Он даже поделился с Карлом Иосифовичем своими мечтами, что когда он выйдет отсюда, то не составит ли Карл Иосифович ему протекцию на должность преподавателя иностранных языков, ну, он пока не знает куда — в гимназию или Московский университет…
— Да тебя, Степа, Кембридж примет как родного! — подбадривал его Карл Иосифович. — Я уж не говорю про Сорбонну.
И вот пришла им пора прощаться. (Дедушку выпустили намного раньше.) Обнялись они на прощанье, Степа чуть не плачет от благодарности к своему учителю — такие тот перед ним раздвинул неслыханные горизонты.
Гремя ключами, конвоир открыл тяжелую дверь.
И тут Карл Иосифович говорит:
— Степа, послушай, я перед тобой виноват.
И признается, что все, чему он его научил, — полная туфта, он это на ходу придумывал и шесть лет дурил дедушке мозги.
— Как? — проговорил изумленный Степан, буквально не веря своим ушам. — Вы же профессор!..
— Это моя кличка такая “профессор”, — отвечает Карл Иосифович. — А сам я карточный шулер, карманник, мошенник и шарлатан. Плохо я поступил с тобой, — он говорит. — Но ты, Степа, зла на меня не держи. У меня есть смягчающее обстоятельство: все, чему я тебя учил, мне потом самому приходилось заучивать, иначе нам бы с тобою не удавалось так ловко упражняться в устных беседах.
— Нет, это как понимать? — говорит потрясенный Степан. — Вы хотите сказать, что все, чему я учился шесть долгих лет — столь прилежно и старательно, — этого… вообще… нет в природе?!!
Карл Иосифович молча развел руками.
— Ни вашего “английского”, ни “японского”, ни “персидского”?.. Ни “древнегреческого”, ни “итальянского”??? — перечислял Степан побледневшими губами, прямо на глазах из широко образованного человека своего времени превращаясь обратно в темного пролетария и простого чаеразвесчика.
— Степа, — сказал Карл Иосифович, отступая за конвоира, — прости, я хотел пошутить, я слышал, в тюрьмах давали подобные уроки интеллигенты и аристократы, если сидели с такими лопухами, как ты. Но ты, Степа, до того устремился к знаниям, что напрочь отрезал мне путь к отступлению. И тогда я сжег мосты.
— Ах ты, сукин сын! — закричал возмущенный Степан и только хотел Карла Иосифовича двинуть по физиономии, как внезапно от страшного потрясения в своем собственном сознании вдруг узрел природу Будды!
Тут в душе у него вместо жажды мести и безумного желания напоследок хорошенько отдубасить Карла Иосифовича расцвела звенящая тишина, мир, блаженство и великое сострадание к каждой маковке на Земле, в том числе и к вооруженному до зубов конвоиру и этой шельме Карлу Иосифовичу.
— Патриархи не обманули меня! — прошептал Степан, и стоит весь сияет, глаза вытаращил, с места тронуться не может.
— А ну, давай, выкатывайся! — сказал грубый конвоир и вытолкал его из камеры.

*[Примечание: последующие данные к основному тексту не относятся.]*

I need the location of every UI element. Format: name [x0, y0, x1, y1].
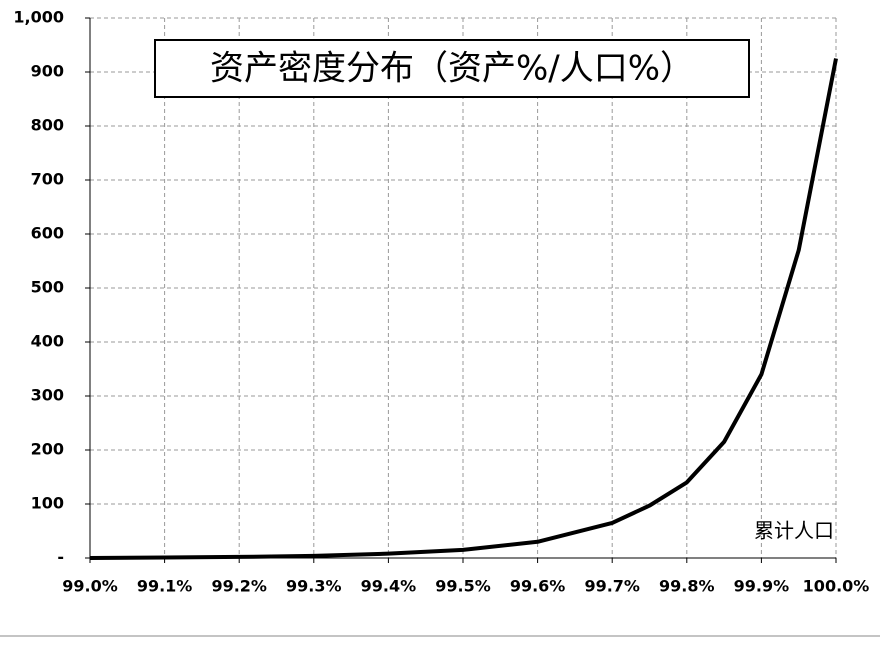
y-tick-label: -	[57, 548, 64, 567]
y-tick-label: 900	[31, 62, 64, 81]
x-tick-label: 99.4%	[361, 577, 417, 596]
x-tick-label: 99.3%	[286, 577, 342, 596]
x-tick-label: 99.9%	[734, 577, 790, 596]
y-tick-label: 700	[31, 170, 64, 189]
x-tick-label: 99.6%	[510, 577, 566, 596]
y-tick-label: 600	[31, 224, 64, 243]
chart-title: 资产密度分布（资产%/人口%）	[210, 49, 694, 89]
x-tick-label: 99.8%	[659, 577, 715, 596]
x-axis-label: 累计人口	[754, 519, 834, 543]
marks	[89, 58, 838, 560]
x-tick-label: 99.5%	[435, 577, 491, 596]
x-tick-label: 99.1%	[137, 577, 193, 596]
x-tick-label: 100.0%	[803, 577, 870, 596]
x-tick-label: 99.0%	[62, 577, 118, 596]
y-tick-label: 100	[31, 494, 64, 513]
y-tick-label: 200	[31, 440, 64, 459]
y-tick-label: 400	[31, 332, 64, 351]
x-tick-label: 99.2%	[211, 577, 267, 596]
y-tick-label: 800	[31, 116, 64, 135]
y-tick-label: 500	[31, 278, 64, 297]
y-tick-label: 1,000	[13, 8, 64, 27]
y-tick-label: 300	[31, 386, 64, 405]
title-box	[154, 39, 750, 98]
x-tick-label: 99.7%	[584, 577, 640, 596]
series-line	[89, 58, 838, 560]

— Вот так номер! — удивился Карл Иосифович и стал дальше сидеть скучать.
12.
Освободившись от омраченности иллюзиями, Степан Степанович Гудков стал еще больше любить ходить в гости, веселиться, гулять и выпивать. Причем на все случаи жизни у него были припасены какие-нибудь стихотворные приветы, довольно графоманские по форме и хулиганские по содержанию.
Скажем, шел он на именины. Тогда это звучало так:
- Птичка какает на ветке,
- Баба ходит за овин,
- Разрешите вас поздравить
- Со днем ваших именин.
13.
Когда Степан Степанович хотел наглядно показать Изучающему Путь, что тот слишком привязан ко внешним признакам вещей, а не созерцает их общий корень в глубинах собственной сокровенной природы, он выражался красноречиво и убедительно. Короче, он так говорил:
- — Мелко плаваешь по луже,
- Вся задница снаружи.
И им везде восхищались.
14.
После того как в России победила Великая Октябрьская социалистическая революция, мой дед Степан, несмотря на внезапное просветление, был назначен на крупный руководящий партийный пост.
Он, обладавший неразличающим сознанием (Степан Степанович Гудков все вокруг считал самим собой, то есть Богом), Он — воплощение Славы Бытия, иной раз для некоторого самосохранения делал вид, что так же, как и все миряне, делит жизнь на добро и зло, победы и поражения, ошибочное и правильное, знание и невежество, движение вперед и отступление, живых и неживых, прямое и кривое, большевиков и меньшевиков.